Van Noy’s book is a great staring point for integrating a sense of wonder about the natural world into daily interactions with your children. No doubt, you will gain a bit of that sense, as well … and wouldn’t that be a nice change from the seemingly endless pressure and stress of everyday life?

And opportunities to explore nature are everywhere in New Jersey, despite its reputation as the Turnpike State! For example, the Stony Brook-Millstone Watershed Association runs nearly 400 environmental education programs for about 10,000 participants each year, including many geared toward children and teens, from toddlers through high schoolers.

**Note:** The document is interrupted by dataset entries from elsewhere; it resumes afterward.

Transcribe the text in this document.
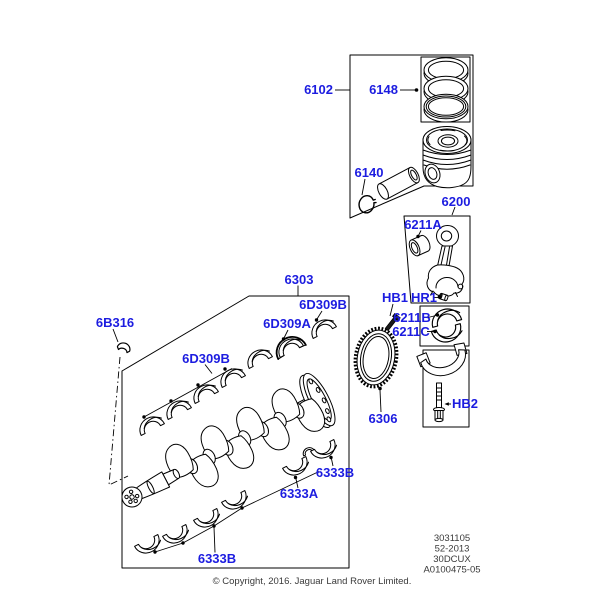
6102	6148
6140
6200
6211A
HB1 HR1
6211B
6211C
HB2
6306
6303
6B316
6D309B
6D309A
6D309B
6333B
6333A
6333B
3031105
52-2013
30DCUX
A0100475-05
© Copyright, 2016. Jaguar Land Rover Limited.
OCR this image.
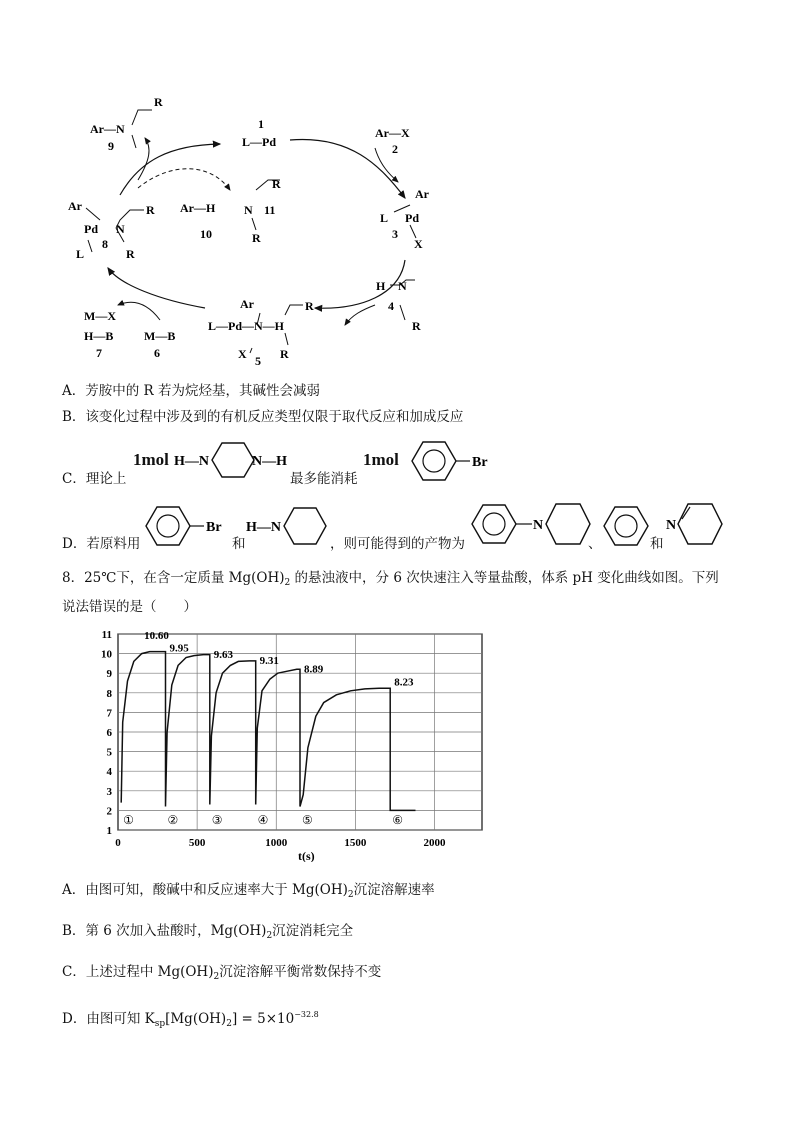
Ar—N
R
9
1
L—Pd
Ar—X
2
Ar
L Pd
3
X
H N
4
R
Ar	R
L—Pd—N—H
X 5 R
M—B
6
M—X
H—B
7
Ar	R
Pd N
8
L	R
Ar—H
10
R
N 11
R
A．芳胺中的 R 若为烷烃基，其碱性会减弱
B．该变化过程中涉及到的有机反应类型仅限于取代反应和加成反应
C．理论上
1mol H—N	N—H
最多能消耗
1mol	Br
D．若原料用
Br
和
H—N
，则可能得到的产物为
N
、	和
N
8．25℃下，在含一定质量 $Mg(OH)_2$ 的悬浊液中，分 6 次快速注入等量盐酸，体系 pH 变化曲线如图。下列
说法错误的是（　　）
1
2
3
4
5
6
7
8
9
10
11
0	500	1000	1500	2000
10.60
9.95
9.63
9.31
8.89
8.23
①	②	③	④	⑤	⑥
t(s)
A．由图可知，酸碱中和反应速率大于 $Mg(OH)_2$沉淀溶解速率
B．第 6 次加入盐酸时，$Mg(OH)_2$沉淀消耗完全
C．上述过程中 $Mg(OH)_2$沉淀溶解平衡常数保持不变
D．由图可知 $K_{sp}[Mg(OH)_2] = 5\times 10^{-32.8}$
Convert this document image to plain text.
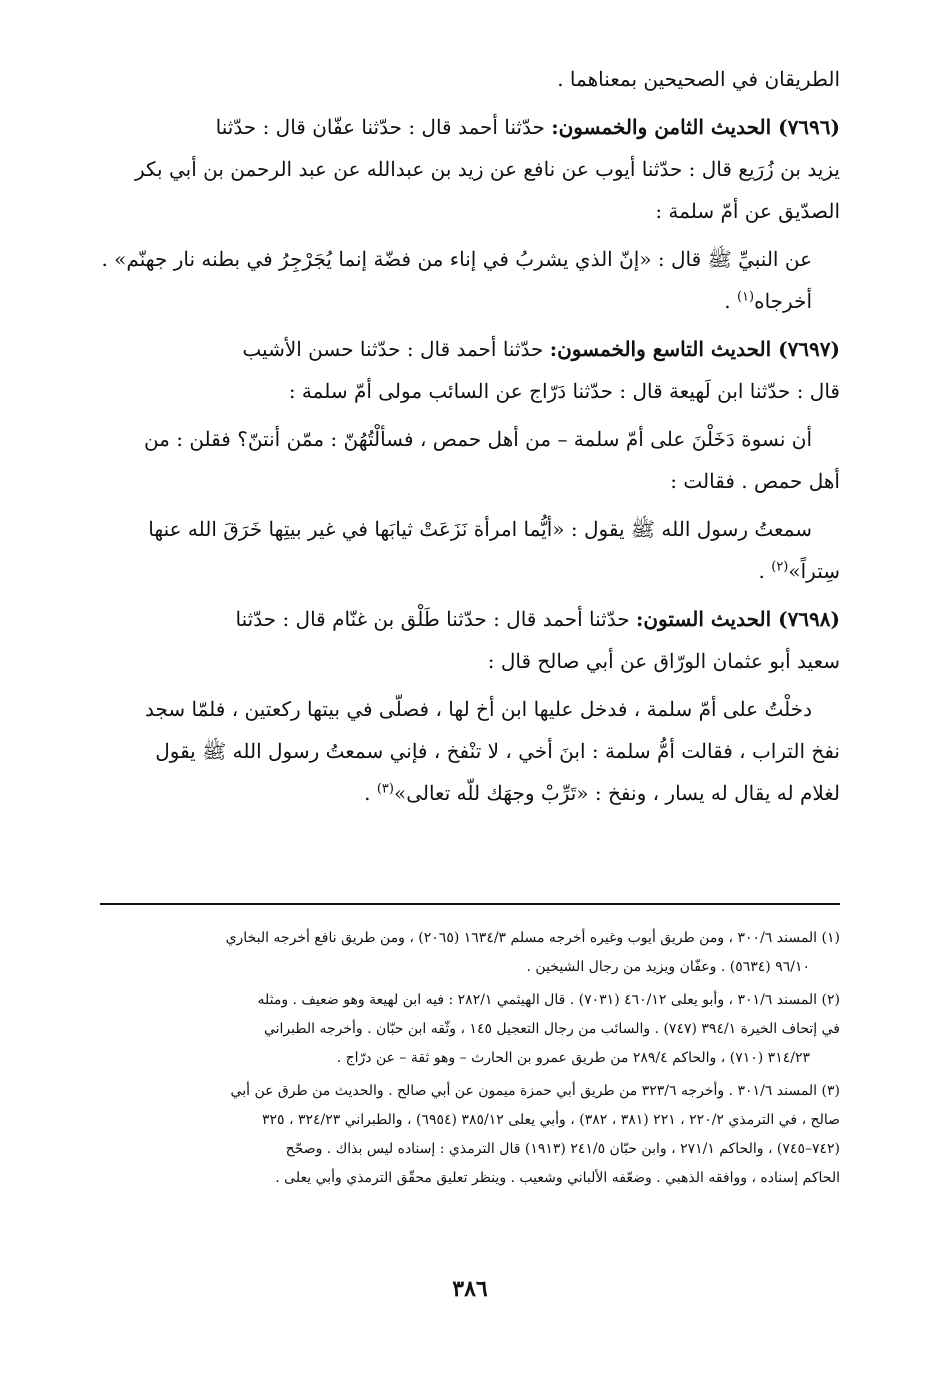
الطريقان في الصحيحين بمعناهما .
(٧٦٩٦) الحديث الثامن والخمسون: حدّثنا أحمد قال : حدّثنا عفّان قال : حدّثنا
يزيد بن زُرَيع قال : حدّثنا أيوب عن نافع عن زيد بن عبدالله عن عبد الرحمن بن أبي بكر
الصدّيق عن أمّ سلمة :
عن النبيِّ ﷺ قال : «إنّ الذي يشربُ في إناء من فضّة إنما يُجَرْجِرُ في بطنه نار جهنّم» .
أخرجاه$^{(١)}$ .
(٧٦٩٧) الحديث التاسع والخمسون: حدّثنا أحمد قال : حدّثنا حسن الأشيب
قال : حدّثنا ابن لَهيعة قال : حدّثنا دَرّاج عن السائب مولى أمّ سلمة :
أن نسوة دَخَلْنَ على أمّ سلمة – من أهل حمص ، فسألْتُهُنّ : ممّن أنتنّ؟ فقلن : من
أهل حمص . فقالت :
سمعتُ رسول الله ﷺ يقول : «أيُّما امرأة نَزَعَتْ ثيابَها في غير بيتِها خَرَقَ الله عنها
سِتراً»$^{(٢)}$ .
(٧٦٩٨) الحديث الستون: حدّثنا أحمد قال : حدّثنا طَلْق بن غنّام قال : حدّثنا
سعيد أبو عثمان الورّاق عن أبي صالح قال :
دخلْتُ على أمّ سلمة ، فدخل عليها ابن أخ لها ، فصلّى في بيتها ركعتين ، فلمّا سجد
نفخ التراب ، فقالت أمُّ سلمة : ابنَ أخي ، لا تنْفخ ، فإني سمعتُ رسول الله ﷺ يقول
لغلام له يقال له يسار ، ونفخ : «تَرِّبْ وجهَك للّه تعالى»$^{(٣)}$ .
(١) المسند ٣٠٠/٦ ، ومن طريق أيوب وغيره أخرجه مسلم ١٦٣٤/٣ (٢٠٦٥) ، ومن طريق نافع أخرجه البخاري
٩٦/١٠ (٥٦٣٤) . وعفّان ويزيد من رجال الشيخين .
(٢) المسند ٣٠١/٦ ، وأبو يعلى ٤٦٠/١٢ (٧٠٣١) . قال الهيثمي ٢٨٢/١ : فيه ابن لهيعة وهو ضعيف . ومثله
في إتحاف الخيرة ٣٩٤/١ (٧٤٧) . والسائب من رجال التعجيل ١٤٥ ، وثّقه ابن حبّان . وأخرجه الطبراني
٣١٤/٢٣ (٧١٠) ، والحاكم ٢٨٩/٤ من طريق عمرو بن الحارث – وهو ثقة – عن درّاج .
(٣) المسند ٣٠١/٦ . وأخرجه ٣٢٣/٦ من طريق أبي حمزة ميمون عن أبي صالح . والحديث من طرق عن أبي
صالح ، في الترمذي ٢٢٠/٢ ، ٢٢١ (٣٨١ ، ٣٨٢) ، وأبي يعلى ٣٨٥/١٢ (٦٩٥٤) ، والطبراني ٣٢٤/٢٣ ، ٣٢٥
(٧٤٢–٧٤٥) ، والحاكم ٢٧١/١ ، وابن حبّان ٢٤١/٥ (١٩١٣) قال الترمذي : إسناده ليس بذاك . وصحّح
الحاكم إسناده ، ووافقه الذهبي . وضعّفه الألباني وشعيب . وينظر تعليق محقّق الترمذي وأبي يعلى .
٣٨٦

New Jersey Audubon Society offers kids everything from summer camps to field trips to their wildlife centers throughout the state.

New Jersey has lots of local, county and state parks, as well as national wildlife areas – and new preserves are coming on-line all the time. With a little internet or phone book searching, you can easily find child-oriented environmental education activities near you. Whether you go to a petting zoo at a local farm, a nearby wildlife center or the state aquarium, you can find someone to teach you about just about any part of the natural world. Encourage your children to “nature-play” and explore, and watch them flourish!